With a cast like this you can’t go far wrong, but you can go some-wrong. The problem is that David never seems to do very much; he spends the novel reacting or over-reacting to the other characters, easily swayed by whatever version of the truth he hears last, and generally getting in the way of whatever may be going on —
Which may actually be more realistic in terms of character, but hardly makes for compelling reading. What keeps the pages turning here are the lively characters, a great chase scene that seems to prefigure North by Northwest, and an ending I found really really chilling.
Editorial Comment: On the primary Mystery*File website is an interview that Ed Gorman did with Richard Matheson back in 2004. Ed introduces the interview with an overview of Richard’s career that’s as long as the interview. It’s worth the trip. (Follow the link.)
March 26th, 2010 at 10:46 pm
Dan
Yes.
And again, yes.
It’s Matheson, what more can we say.
What more need we say?
Noir is a great collection of his rarer thrillers. Anyone who hasn’t read them should. His writing was never flashy or showy, never complex or literary, just clean, literate, compact, and powerfully moving. Not many writers are equally good in short or long form in whatever genre or non-genre they choose to work in, but Matheson is.
I re-read WHAT DREAMS MAY COME after the death of my first wife. I make no claims one way or the other for its validity, but it offered something nothing else did at the time — comfort, and for some reason, hope.
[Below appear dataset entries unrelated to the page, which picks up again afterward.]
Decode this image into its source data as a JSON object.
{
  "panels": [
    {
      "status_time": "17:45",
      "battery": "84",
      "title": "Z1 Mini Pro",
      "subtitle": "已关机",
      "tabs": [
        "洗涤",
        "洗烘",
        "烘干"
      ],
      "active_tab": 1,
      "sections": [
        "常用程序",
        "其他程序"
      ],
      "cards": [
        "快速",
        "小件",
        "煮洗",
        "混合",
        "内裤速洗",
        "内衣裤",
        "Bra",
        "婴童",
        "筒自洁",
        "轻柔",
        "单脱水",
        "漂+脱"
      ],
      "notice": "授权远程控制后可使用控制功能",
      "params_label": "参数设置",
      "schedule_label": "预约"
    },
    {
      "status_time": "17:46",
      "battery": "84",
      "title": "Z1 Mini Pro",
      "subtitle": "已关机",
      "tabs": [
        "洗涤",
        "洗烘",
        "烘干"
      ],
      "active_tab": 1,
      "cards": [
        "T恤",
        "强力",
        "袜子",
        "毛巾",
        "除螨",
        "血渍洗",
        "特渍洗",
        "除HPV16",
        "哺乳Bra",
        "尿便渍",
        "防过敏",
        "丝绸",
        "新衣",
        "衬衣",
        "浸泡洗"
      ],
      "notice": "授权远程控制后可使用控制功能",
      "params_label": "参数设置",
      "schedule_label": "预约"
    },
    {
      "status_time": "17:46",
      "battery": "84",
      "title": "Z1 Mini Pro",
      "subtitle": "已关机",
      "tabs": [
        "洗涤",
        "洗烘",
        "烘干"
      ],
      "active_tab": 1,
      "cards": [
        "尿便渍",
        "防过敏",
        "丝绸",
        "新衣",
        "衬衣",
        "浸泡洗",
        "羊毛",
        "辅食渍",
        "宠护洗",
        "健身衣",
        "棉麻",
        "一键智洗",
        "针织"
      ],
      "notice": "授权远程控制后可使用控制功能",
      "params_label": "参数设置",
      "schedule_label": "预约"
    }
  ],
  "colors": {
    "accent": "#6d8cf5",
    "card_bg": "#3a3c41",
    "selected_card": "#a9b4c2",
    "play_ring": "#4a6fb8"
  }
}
That alone, as anyone who has ever suffered profound grief will tell you, is an achievement worthy of only great works of literature.
And HELL HOUSE stands second only to Shirley Jackson’s THE HAUNTING OF HILL HOUSE as one of the three best haunted house novels ever written (the third is Dorothy MacArdle’s THE UNIVITED aka DARK FREEHOLD).
March 27th, 2010 at 3:10 pm
I came across this one on a spinner rack in a drug store in Old Orchard Beach, Maine — in 1968! Fastest quarter I ever spent. How it got on that rack 15 years after being published remains a mystery.
About a dozen years later I picked up an old copy of one of the (very) lesser mystery mags that touted a complete novel by Richard Matheson on its cover. I forget the name of the magazine and the name they gave the story, but it turned out to be an abridged version of Someone Is Bleeding. SIB still remains one of my favorite Matheson books.
March 27th, 2010 at 4:07 pm
Jerry
Re the spinner rack. Sounds like a back room got cleaned out, or a warehouse somewhere. Your timing was probably terrific. Made your day, I’m sure.
It didn’t take too much hunting to track down the magazine version of SOMEONE IS BLEEDING. It was published as “The Frigid Flame” in JUSTICE, October 1955.
All credit here goes to James Reasoner who reviewed the book on his blog
http://jamesreasoner.blogspot.com/2007/09/someone-is-bleeding-richard-matheson.html
and Juri Nummelin, who also remembered the short version.
— Steve
March 16th, 2018 at 4:39 pm
Actually, “The Frigid Flame” (later included in the 1997 anthology American Pulp) is not the only abridgement. Another, entitled “The Untouchable Divorcee,” appeared in the May 1956 issue of Stag. Similarly, a shorter version of Fury on Sunday, “The Frenzied Weekend,” was published in For Men Only (June 1956). Conversely, Matheson expanded his story “Now Die in It” (Mystery Tales, December 1958; reprinted in Matheson Uncollected: Volume Two) into his novel Ride the Nightmare.